Sky-High Airfares Become 'New Normal' As Jet Fuel Crisis Reshapes Travel
Fuel prices surge amid US-Iran conflict, impacting travel costs and airline operations.

With the US-Iran conflict showing no signs of resolution, fuel prices continue to surge. Motorists are feeling the pinch, and airlines are also being forced to raise air fares and scrap some flights as operating costs climb.
As a result, a new normal is taking shape when it comes to travelling. The rising cost of airfare is pushing some travellers to scale back their plans. While higher-income passengers may absorb the increases, middle- and lower-income travellers are increasingly holding off on long-haul or leisure trips due to soaring costs.
Managing Aviation Industry Amid Oil Crisis
The UK government is attempting to manage the situation as best it can.

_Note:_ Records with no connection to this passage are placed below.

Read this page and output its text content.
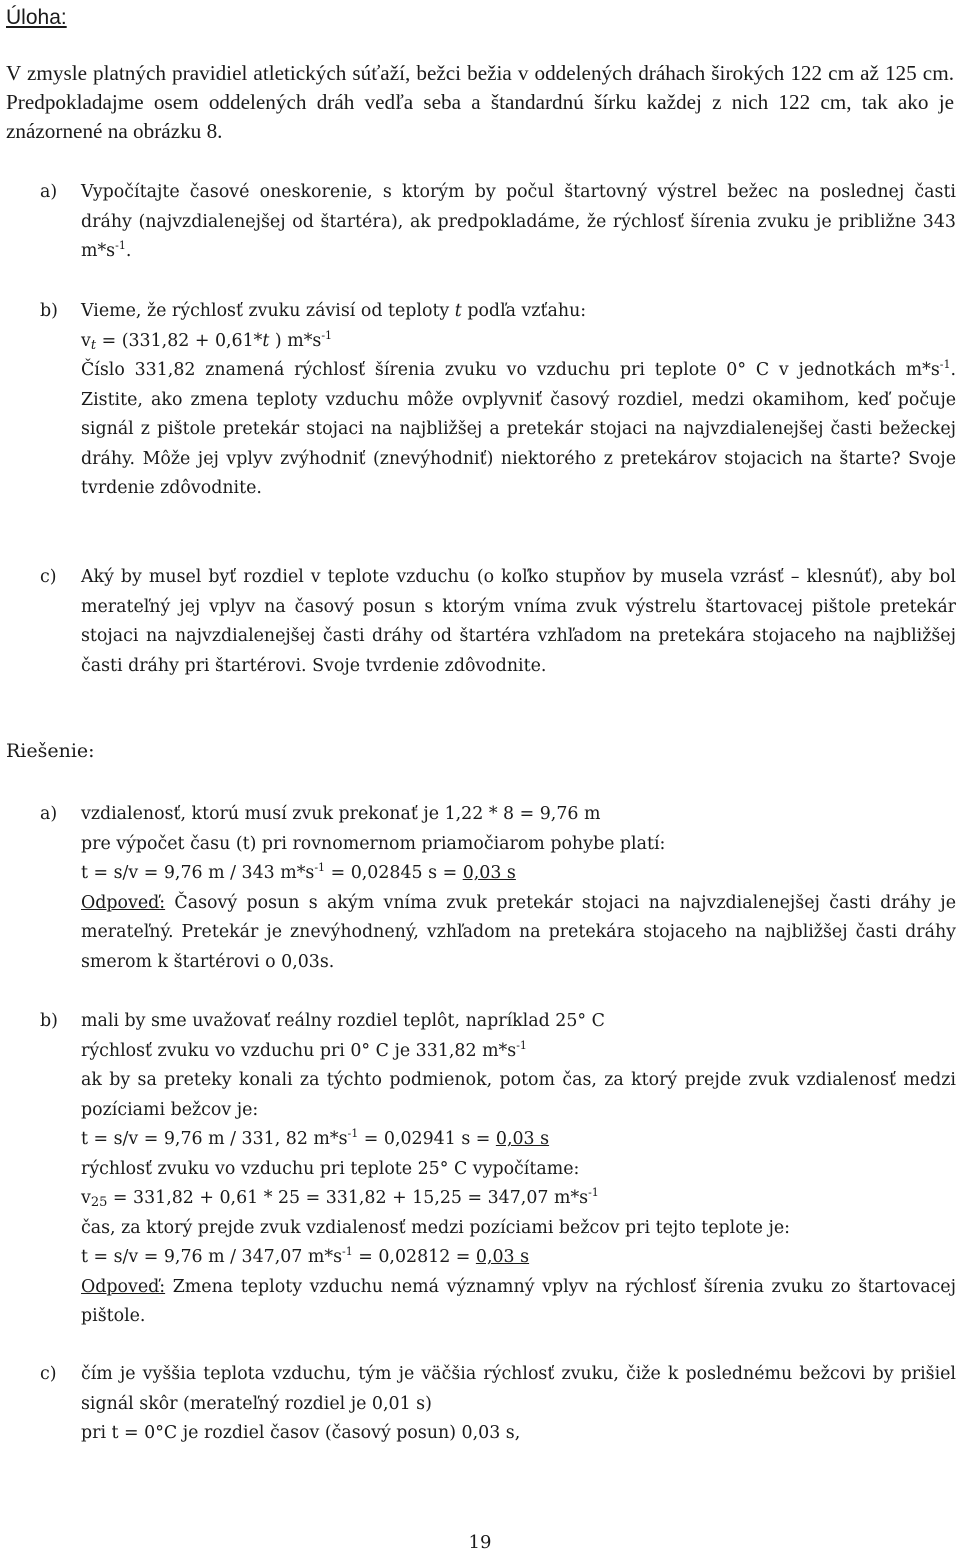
Úloha:
V zmysle platných pravidiel atletických súťaží, bežci bežia v oddelených dráhach širokých 122 cm až 125 cm. Predpokladajme osem oddelených dráh vedľa seba a štandardnú šírku každej z nich 122 cm, tak ako je znázornené na obrázku 8.
a) Vypočítajte časové oneskorenie, s ktorým by počul štartovný výstrel bežec na poslednej časti dráhy (najvzdialenejšej od štartéra), ak predpokladáme, že rýchlosť šírenia zvuku je približne 343 $m*s^{-1}$.
b) Vieme, že rýchlosť zvuku závisí od teploty t podľa vzťahu:
$v_t = (331,82 + 0,61*t$ ) $m*s^{-1}$
Číslo 331,82 znamená rýchlosť šírenia zvuku vo vzduchu pri teplote 0° C v jednotkách $m*s^{-1}$. Zistite, ako zmena teploty vzduchu môže ovplyvniť časový rozdiel, medzi okamihom, keď počuje signál z pištole pretekár stojaci na najbližšej a pretekár stojaci na najvzdialenejšej časti bežeckej dráhy. Môže jej vplyv zvýhodniť (znevýhodniť) niektorého z pretekárov stojacich na štarte? Svoje tvrdenie zdôvodnite.
c) Aký by musel byť rozdiel v teplote vzduchu (o koľko stupňov by musela vzrásť – klesnúť), aby bol merateľný jej vplyv na časový posun s ktorým vníma zvuk výstrelu štartovacej pištole pretekár stojaci na najvzdialenejšej časti dráhy od štartéra vzhľadom na pretekára stojaceho na najbližšej časti dráhy pri štartérovi. Svoje tvrdenie zdôvodnite.
Riešenie:
a) vzdialenosť, ktorú musí zvuk prekonať je 1,22 * 8 = 9,76 m
pre výpočet času (t) pri rovnomernom priamočiarom pohybe platí:
t = s/v = 9,76 m / 343 $m*s^{-1} = 0,02845$ s = 0,03 s
Odpoveď: Časový posun s akým vníma zvuk pretekár stojaci na najvzdialenejšej časti dráhy je merateľný. Pretekár je znevýhodnený, vzhľadom na pretekára stojaceho na najbližšej časti dráhy smerom k štartérovi o 0,03s.
b) mali by sme uvažovať reálny rozdiel teplôt, napríklad 25° C
rýchlosť zvuku vo vzduchu pri 0° C je 331,82 $m*s^{-1}$
ak by sa preteky konali za týchto podmienok, potom čas, za ktorý prejde zvuk vzdialenosť medzi pozíciami bežcov je:
t = s/v = 9,76 m / 331, 82 $m*s^{-1} = 0,02941$ s = 0,03 s
rýchlosť zvuku vo vzduchu pri teplote 25° C vypočítame:
$v_{25} = 331,82 + 0,61 * 25 = 331,82 + 15,25 = 347,07$ $m*s^{-1}$
čas, za ktorý prejde zvuk vzdialenosť medzi pozíciami bežcov pri tejto teplote je:
t = s/v = 9,76 m / 347,07 $m*s^{-1} = 0,02812 = 0,03$ s
Odpoveď: Zmena teploty vzduchu nemá významný vplyv na rýchlosť šírenia zvuku zo štartovacej pištole.
c) čím je vyššia teplota vzduchu, tým je väčšia rýchlosť zvuku, čiže k poslednému bežcovi by prišiel signál skôr (merateľný rozdiel je 0,01 s)
pri t = 0°C je rozdiel časov (časový posun) 0,03 s,
19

Energy minister Michael Shanks said authorities are closely monitoring developments and coordinating with airlines, airports and fuel suppliers as tensions in the Middle East continue to impact supply chains, according to The Guardian.
In an exclusive interview, Dr Diane Merians Penaloza, a doctoral lecturer of business at the City University of New York's School of Professional Studies, provided insight into the situation. She believes the strain on jet fuel supply is already significant, particularly in Europe.
'Jet fuel shortage in Europe and in the US is pretty severe,' Penaloza said. 'It's actually more severe in Europe than it is in the US. They're having significantly more issues, to the extent that airlines have started slashing flights.'
Several major carriers are already responding. United Airlines has indicated that fares could rise by as much as 20%, while Lufthansa has warned of potential large-scale cancellations to offset rising fuel costs.
Penaloza explained that multiple pressures are unfolding at once, compounding the situation.
'There are several streams occurring simultaneously,' she said, pointing to disruptions in key energy routes such as the Strait of Hormuz as a major concern affecting global supply.
UAE Policy Shifts, OPEC+ Dynamics Also in Focus
Beyond immediate supply disruptions, broader geopolitical and production dynamics are also influencing prices. Recent developments involving the OPEC and OPEC+ have added further uncertainty to global oil markets, particularly following signals from the United Arab Emirates about adjusting its long-term production strategy.
For Penaloza, these developments are another factor weighing heavily on Europe, where reliance on external energy supplies remains higher than in the United States.
'The UAE's position, combined with current supply pressures, is contributing to rising prices,' she said. 'We're looking at oil levels around $126 (£92.39) a barrel, and there are few signs of that slowing down right now.'
She added that Europe faces additional challenges due to pricing pressures and structural differences in its airline industry.
'The issue for Europe is that its reliance on OPEC is stronger than the US's,' Penaloza explained. 'They're having a harder time managing pricing and flight capacity.'
Preparing for the New Normal
Looking ahead, hopes remain that tensions in the Middle East will ease and stabilise energy markets. However, Penaloza cautioned that a full return to previous price levels is unlikely in the near term.
'Costs will continue to increase incrementally,' she said. 'Once prices reach a level consumers are willing to pay, companies tend to hold them there. That effectively becomes the new baseline.'
She believes that while conditions may eventually improve, any meaningful correction could take years.
'I don't think prices are going to get better in the near term,' Penaloza added. 'We're probably four or five years away from a significant price shift.'
For now, travellers and airlines alike are being forced to adjust. Reduced travel, higher fares and operational changes are already reshaping how people plan trips and how airlines manage routes and capacity. The industry is adapting to what is becoming a prolonged period of elevated costs—one that many now recognise as the new normal.